Da quella prima battaglia comune è iniziato il mio viaggio con gli amici che ancora oggi mi affiancano in questa nostra straordinaria associazione che, in un tempo difficile per chi punta all’allargamento degli spazi di partecipazione e di decisione nelle democrazie occidentali, non si è mai tirata indietro nel fare la propria parte per la libertà di espressione e in difesa dei diritti fondamentali.
Soprattutto negli anni della prima crisi economica dal 2000 in poi che coincideva con seri tentativi di “ristrutturazione” sociale: tesi a restringere spazi di partecipazione in nome di un decisionismo al limite delle regole, per costruire percorsi di governo tesi a scavalcare  le basi su cui si fondava il patto sociale delle nostre società.
Per questo è diventato necessario cercare di invertire questa tendenza mettendo in rete le forze sane che vivevano la realtà della comunicazione e dei fili che legavano i problemi reali con la loro rappresentazione mediatica.
Con questo spirito abbiamo continuato negli anni a illuminare periferie sociali e geografiche, in Italia r nel mondo, dando spazio a chi non si volta dall’altra parte quando ci sono da capire le ragioni di malesseri sociali e fatiche quotidiane.
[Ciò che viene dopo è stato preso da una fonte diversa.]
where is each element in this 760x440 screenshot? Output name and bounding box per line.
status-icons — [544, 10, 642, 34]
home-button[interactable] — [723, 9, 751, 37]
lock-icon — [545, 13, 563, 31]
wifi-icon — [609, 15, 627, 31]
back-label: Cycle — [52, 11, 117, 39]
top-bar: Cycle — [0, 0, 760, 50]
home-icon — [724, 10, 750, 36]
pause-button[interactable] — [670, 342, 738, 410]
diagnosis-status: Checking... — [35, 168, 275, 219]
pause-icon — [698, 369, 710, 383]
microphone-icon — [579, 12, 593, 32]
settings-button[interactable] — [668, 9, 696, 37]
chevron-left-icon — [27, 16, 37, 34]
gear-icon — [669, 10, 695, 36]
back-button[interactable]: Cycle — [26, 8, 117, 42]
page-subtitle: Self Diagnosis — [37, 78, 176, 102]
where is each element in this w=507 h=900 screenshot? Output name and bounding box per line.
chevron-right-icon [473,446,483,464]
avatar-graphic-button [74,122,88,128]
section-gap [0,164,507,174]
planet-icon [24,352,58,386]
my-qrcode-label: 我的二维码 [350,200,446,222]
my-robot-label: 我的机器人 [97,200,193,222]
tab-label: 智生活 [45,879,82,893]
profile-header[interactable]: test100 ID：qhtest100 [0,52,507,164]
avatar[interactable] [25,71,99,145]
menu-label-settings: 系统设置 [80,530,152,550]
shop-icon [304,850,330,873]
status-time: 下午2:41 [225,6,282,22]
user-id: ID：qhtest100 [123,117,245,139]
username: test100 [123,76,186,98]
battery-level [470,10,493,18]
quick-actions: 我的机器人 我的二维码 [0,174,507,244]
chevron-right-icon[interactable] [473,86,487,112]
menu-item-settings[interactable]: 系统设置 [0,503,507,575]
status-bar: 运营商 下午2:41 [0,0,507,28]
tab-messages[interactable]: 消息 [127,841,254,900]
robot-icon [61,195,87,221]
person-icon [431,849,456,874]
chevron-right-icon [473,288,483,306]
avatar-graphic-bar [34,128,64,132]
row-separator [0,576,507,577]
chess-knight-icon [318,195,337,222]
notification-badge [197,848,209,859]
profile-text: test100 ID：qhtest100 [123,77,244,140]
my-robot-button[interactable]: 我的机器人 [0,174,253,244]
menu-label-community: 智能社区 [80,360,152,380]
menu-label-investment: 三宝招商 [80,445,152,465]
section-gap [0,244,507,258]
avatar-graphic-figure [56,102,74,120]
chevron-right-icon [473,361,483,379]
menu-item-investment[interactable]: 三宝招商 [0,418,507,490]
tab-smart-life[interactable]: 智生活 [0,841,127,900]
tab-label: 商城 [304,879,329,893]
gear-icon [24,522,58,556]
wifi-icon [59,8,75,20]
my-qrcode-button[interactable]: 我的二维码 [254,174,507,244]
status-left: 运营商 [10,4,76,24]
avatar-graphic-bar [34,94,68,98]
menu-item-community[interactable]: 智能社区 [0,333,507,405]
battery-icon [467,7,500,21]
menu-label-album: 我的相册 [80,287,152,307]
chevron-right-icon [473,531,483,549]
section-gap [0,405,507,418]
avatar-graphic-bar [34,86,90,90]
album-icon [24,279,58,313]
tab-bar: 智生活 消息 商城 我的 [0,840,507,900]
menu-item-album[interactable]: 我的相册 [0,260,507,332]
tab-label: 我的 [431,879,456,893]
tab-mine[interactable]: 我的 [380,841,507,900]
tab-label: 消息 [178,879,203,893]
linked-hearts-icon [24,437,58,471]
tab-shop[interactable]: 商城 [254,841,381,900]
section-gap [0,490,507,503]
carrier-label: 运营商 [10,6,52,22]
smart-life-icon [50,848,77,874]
Dando voce a chi non aspetta la statistica (necessaria per altro ma non esaustiva) o il sondaggio di opinione per interessarsi di realtà periferiche non solo geograficamente, ma nella mappa delle decisioni e della rappresentazione dei bisogni. Lavorando nel mondo dell’informazione per non essere megafoni del potere ma coscienza critica dei governi, in nome degli interessi collettivi, del bene comune rappresentato dalle persone,singole o associate. Facendo il proprio lavoro di informatori corretti e preparati, decisi a dare notizie utili a capire e conoscere quello che accade, affinché aumentino gli spazi di approfondimento e di formazione delle idee dei cittadini.
Tutto questo affinché non prevalesse l’oscurantismo, perché non c’è altra strada che l’illuminazione dei luoghi dove si vogliono celare le notizie e i problemi, tutti, che attraversano la vita delle persone.
Da quando sono in Articolo 21 ho avuto modo di confrontarmi tante volte con colleghi più esperti e validi di me sul senso del nostro mestiere.
Quante belle lezioni di giornalismo, quante condivisioni, quante battaglie contro i bavagli, contro le violazioni dei diritti umani, non solo dei giornalisti. Quante storie raccontate per illuminare le periferie dimenticate, gli invisibili, gli ultimi.
Vent’anni dì conquiste, condivise in prima linea negli ultimi sedici anche dalla sottoscritta.
Vent’anni che oggi rappresentano il passato, il presente e il futuro dì un’associazione che continuerà a difendere e a promuovere senza sosta i principi e i valori della Costruzione.